Homo spread to Asia about 2 million years ago. There were manufactured tools from 2.1 MYA found in Shangchen, China and specimens found in the nation of Georgia 1.85–1.77 MYA. These were thought to be from Homo erectus but the Georgian specimens and brain size are decidedly primitive, so it might have been a variety of Homo Habilis or maybe something in between.

Homo Erectus
The award for the first species of man that spread beyond Africa usually goes to Homo Erectus.
H. Erectus lived from between 2 MYA to as recent as 110,000 years ago, overlapping H. Habilis by almost half a million years and Homo Sapiens by about 200,000 years. Being a Chronospecies the later versions of H.Erectus would be more advanced.
H. Erectus dispersal, Sheila Mishra Here
It is the longest surviving of all human species, being present nine times as long as our own species, Homo sapiens.
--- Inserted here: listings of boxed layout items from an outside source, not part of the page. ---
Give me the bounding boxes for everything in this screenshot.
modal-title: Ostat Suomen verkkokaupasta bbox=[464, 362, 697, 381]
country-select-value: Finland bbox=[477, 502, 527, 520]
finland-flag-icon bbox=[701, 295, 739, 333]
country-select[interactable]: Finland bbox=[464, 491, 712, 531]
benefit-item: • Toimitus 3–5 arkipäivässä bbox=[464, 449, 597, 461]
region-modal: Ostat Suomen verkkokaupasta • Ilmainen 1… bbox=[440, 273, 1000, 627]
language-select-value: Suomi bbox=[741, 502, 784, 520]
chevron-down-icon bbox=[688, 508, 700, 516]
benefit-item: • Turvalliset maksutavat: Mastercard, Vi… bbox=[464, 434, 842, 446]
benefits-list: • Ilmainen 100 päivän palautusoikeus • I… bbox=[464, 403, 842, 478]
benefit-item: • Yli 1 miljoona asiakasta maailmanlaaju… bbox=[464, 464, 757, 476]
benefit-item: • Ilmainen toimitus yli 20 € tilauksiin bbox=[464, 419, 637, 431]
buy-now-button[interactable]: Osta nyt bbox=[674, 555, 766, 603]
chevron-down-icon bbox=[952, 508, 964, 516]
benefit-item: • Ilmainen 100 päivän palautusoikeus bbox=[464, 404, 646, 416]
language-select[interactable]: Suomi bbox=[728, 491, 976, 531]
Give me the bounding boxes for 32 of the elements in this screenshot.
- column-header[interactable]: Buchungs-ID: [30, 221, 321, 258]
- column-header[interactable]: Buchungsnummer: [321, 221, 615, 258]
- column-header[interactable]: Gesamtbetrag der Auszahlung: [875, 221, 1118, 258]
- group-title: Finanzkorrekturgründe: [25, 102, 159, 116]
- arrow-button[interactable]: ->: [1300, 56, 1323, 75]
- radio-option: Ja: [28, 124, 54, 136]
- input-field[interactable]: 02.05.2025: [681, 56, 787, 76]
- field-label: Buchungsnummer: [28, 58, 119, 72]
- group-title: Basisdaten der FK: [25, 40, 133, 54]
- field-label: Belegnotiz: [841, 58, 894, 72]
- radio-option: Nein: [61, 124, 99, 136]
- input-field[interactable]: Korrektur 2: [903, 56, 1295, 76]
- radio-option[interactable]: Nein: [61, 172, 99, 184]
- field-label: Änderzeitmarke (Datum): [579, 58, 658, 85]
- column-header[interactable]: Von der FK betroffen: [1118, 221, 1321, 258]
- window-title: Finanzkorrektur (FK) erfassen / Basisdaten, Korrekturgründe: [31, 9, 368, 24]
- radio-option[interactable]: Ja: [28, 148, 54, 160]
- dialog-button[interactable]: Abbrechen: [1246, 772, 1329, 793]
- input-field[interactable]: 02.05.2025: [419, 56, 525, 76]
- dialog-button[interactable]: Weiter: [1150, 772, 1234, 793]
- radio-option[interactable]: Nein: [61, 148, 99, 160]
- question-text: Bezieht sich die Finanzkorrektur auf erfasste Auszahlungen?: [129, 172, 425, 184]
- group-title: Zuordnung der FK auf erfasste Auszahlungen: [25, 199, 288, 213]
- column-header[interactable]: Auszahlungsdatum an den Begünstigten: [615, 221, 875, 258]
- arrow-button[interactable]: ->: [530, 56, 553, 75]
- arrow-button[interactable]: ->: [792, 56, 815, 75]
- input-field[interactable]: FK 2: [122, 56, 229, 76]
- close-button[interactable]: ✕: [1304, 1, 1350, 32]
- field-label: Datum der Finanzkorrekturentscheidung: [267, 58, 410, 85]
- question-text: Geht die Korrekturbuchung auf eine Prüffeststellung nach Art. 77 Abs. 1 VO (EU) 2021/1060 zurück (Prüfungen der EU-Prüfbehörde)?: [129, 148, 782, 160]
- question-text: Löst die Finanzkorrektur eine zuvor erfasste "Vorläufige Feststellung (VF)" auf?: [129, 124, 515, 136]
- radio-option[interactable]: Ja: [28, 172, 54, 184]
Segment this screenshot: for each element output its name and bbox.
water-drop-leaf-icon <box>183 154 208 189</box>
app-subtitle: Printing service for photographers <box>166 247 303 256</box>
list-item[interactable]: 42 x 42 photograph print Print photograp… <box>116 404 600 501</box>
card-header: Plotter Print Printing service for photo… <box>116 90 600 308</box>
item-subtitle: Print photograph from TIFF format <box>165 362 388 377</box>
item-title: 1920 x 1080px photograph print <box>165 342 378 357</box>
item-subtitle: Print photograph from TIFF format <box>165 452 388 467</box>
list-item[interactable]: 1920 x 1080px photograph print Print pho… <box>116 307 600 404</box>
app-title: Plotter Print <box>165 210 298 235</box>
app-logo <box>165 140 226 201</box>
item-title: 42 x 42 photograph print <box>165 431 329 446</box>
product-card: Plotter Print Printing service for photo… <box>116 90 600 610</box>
H. Erectus was highly successful, and mobile, and spread widely over Africa and Eurasia
It was H. Erectus that first began to hunt medium-large animals in groups (such as bovines or elephants), moving to a diet richer in meat. Erectus would have had some tribes that routinely followed migrating herds as well as moving into other niche habitats.

Erectus tamed fire a million years ago , and maybe earlier, and he made water craft probably for fishing, but was able to colonise at least a few islands (eg Indonesia)

With longer legs and relatively shorter arms (no longer climbing trees) loss of hair, and adaptation in sweat glands, he was able to run longer distances in the heat . H. Erectus became bigger, faster and smarter (with an average brain capacity at least a third bigger than H. Habilis).

There is a conflict in the best pelvis for running on two feet and the ability to deliver babies with large heads.
In 'Modern man ' children are dependant on their parents for longer (with the continued move to more monogamous bonding in parents) allowing considerable brain growth after birth.
Larger brains require a lot of energy and are best supported in a hunter-gatherer society by cooking food and using more meat in the diet, requiring co-operative hunting of large animals, mostly by males working together.

H. Erectus is a chronospecies with a very long history and a very wide range. He evolved over time and there were many subspecies. The larger subspecies had body proportions similar to modern man, with distinctly larger brains (up to 60% of H. Sapiens). This is in sharp contrast to the smaller and earlier subspecies (or species) of Erectus.

The main African versions is often called ‘H. ergaster’.
Homo heidelbergensis (700,000 to 300,000 years ago in Africa and Europe) is the subspecies (or maybe chronospecies) closest to H. Sapiens.

The oldest H. Erectus remains are found in Kenya. The majority view is that H. Erectus also evolved in Africa and spread over Euro-Asia via the Middle East then on to Asia (including China and Indonesia) about 2 MYA. As said, he also made it to islands and must have made primitive water craft. There is some debate when H. Erectus arrived in Europe, whether it was soon after or somewhat delayed because ‘he’ preferred a warmer climate.